A friend of mine posted a meme on Facebook. It’s a picture of Snoopy (from the Peanuts comic strip) sitting at his typewriter while his bird companion Woodstock is flying nearby. The words of the meme say:
Not in jail
Not in a hospital,
not in a grave.
Yep, it’s going to
be another
great day.
It almost mirrors something I settled on as a metric for good days a number of years ago. Mine had one change.
“It’s a good day if I’m not in jail, a hospital, or a warzone.”
I can see adding “the grave” to mine.
It’s the warzone part I want to focus on here. I have great respect for our military personnel, but I’d prefer the world to be a better place where we wouldn’t need them. Instead of spending all their time, energy and efforts training for war, then standing ready or deploying to war, they could instead pursue their own interests and do whatever they are passionate about. They could be doctors, or bricklayers, or chefs, or just go fishing. And without wars causing all the pain, suffering and confusion they do, the world could accelerate toward progressing on all fronts. We could make great leaps in medicine, arts, law, cultural pursuits.

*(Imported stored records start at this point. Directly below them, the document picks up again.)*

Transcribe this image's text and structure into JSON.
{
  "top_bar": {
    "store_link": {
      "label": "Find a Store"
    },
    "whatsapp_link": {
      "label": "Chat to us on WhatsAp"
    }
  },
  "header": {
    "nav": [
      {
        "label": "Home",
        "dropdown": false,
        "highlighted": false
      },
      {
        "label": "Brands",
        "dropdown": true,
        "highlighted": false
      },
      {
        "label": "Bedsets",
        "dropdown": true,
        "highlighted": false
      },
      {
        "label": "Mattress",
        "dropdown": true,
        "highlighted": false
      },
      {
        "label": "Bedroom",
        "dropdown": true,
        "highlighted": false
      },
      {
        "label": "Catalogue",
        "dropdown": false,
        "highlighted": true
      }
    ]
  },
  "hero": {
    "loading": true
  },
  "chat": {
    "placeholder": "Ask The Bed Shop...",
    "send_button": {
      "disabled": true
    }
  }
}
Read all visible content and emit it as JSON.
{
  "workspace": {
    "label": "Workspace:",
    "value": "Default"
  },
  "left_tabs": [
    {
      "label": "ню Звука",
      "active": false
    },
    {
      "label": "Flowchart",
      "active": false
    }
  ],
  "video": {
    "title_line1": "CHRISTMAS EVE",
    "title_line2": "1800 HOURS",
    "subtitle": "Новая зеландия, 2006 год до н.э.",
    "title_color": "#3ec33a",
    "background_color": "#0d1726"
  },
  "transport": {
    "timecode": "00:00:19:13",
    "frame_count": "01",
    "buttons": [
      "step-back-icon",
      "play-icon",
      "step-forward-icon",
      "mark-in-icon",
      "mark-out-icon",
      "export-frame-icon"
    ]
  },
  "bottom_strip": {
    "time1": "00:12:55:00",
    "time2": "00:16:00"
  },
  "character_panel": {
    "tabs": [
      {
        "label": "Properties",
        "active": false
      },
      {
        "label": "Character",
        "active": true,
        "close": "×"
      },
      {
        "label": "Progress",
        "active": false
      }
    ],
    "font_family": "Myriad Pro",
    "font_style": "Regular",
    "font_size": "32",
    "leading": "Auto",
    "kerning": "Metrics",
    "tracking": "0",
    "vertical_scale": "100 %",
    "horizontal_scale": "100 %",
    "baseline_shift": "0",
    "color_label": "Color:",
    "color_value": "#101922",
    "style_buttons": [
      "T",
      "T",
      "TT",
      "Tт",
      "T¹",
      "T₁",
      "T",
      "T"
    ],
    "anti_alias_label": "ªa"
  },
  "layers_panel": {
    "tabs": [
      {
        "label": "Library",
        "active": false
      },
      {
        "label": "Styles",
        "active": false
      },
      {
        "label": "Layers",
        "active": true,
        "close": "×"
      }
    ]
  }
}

Ultimately, I’m just your average overgrown eight-year-old who believes the world can not only be more awesome than it is, it should be more awesome than it is. I believe in Bill and Ted, and I believe that a world run by makers would be much better than what we have now. We could end up with something like Tomorrowland. We’d have a world where people don’t have time to fight because there will be so many cool things being built, or happening. It’d be a non-stop, creative Burning Man.
Even destroying things could be done more creatively. I’ve long looked for or tried to coin a word that embodies the concept of removing old unneeded things through creative destruction. There is just something inherently cool about watching a planned demolition of an old building. But even if you aren’t blowing something up, maybe you’re recycling it and transforming it into something new, and cool, and useful. Like turning old VHS tapes into rope.
I suppose the drawback to my envisioned utopia would be personality conflicts. Creative geniuses tend to be moody, or impulsive, or volatile, and have strong opinions on things. Imagine a world filled with Leonardo Da Vinci, Thomas Edison, Steve Jobs and Bill Gates. I’m sure they’d butt heads often. Then again, maybe that would be the driving, churning creative force needed to bring about some incredible new discoveries.
It’d be nice if I had some way to find like-minded beings and gather them together. I guess I’ll just have to do it the old fashioned way – put the idea out there and gather people through networking. It takes longer that way, but you gotta start somewhere.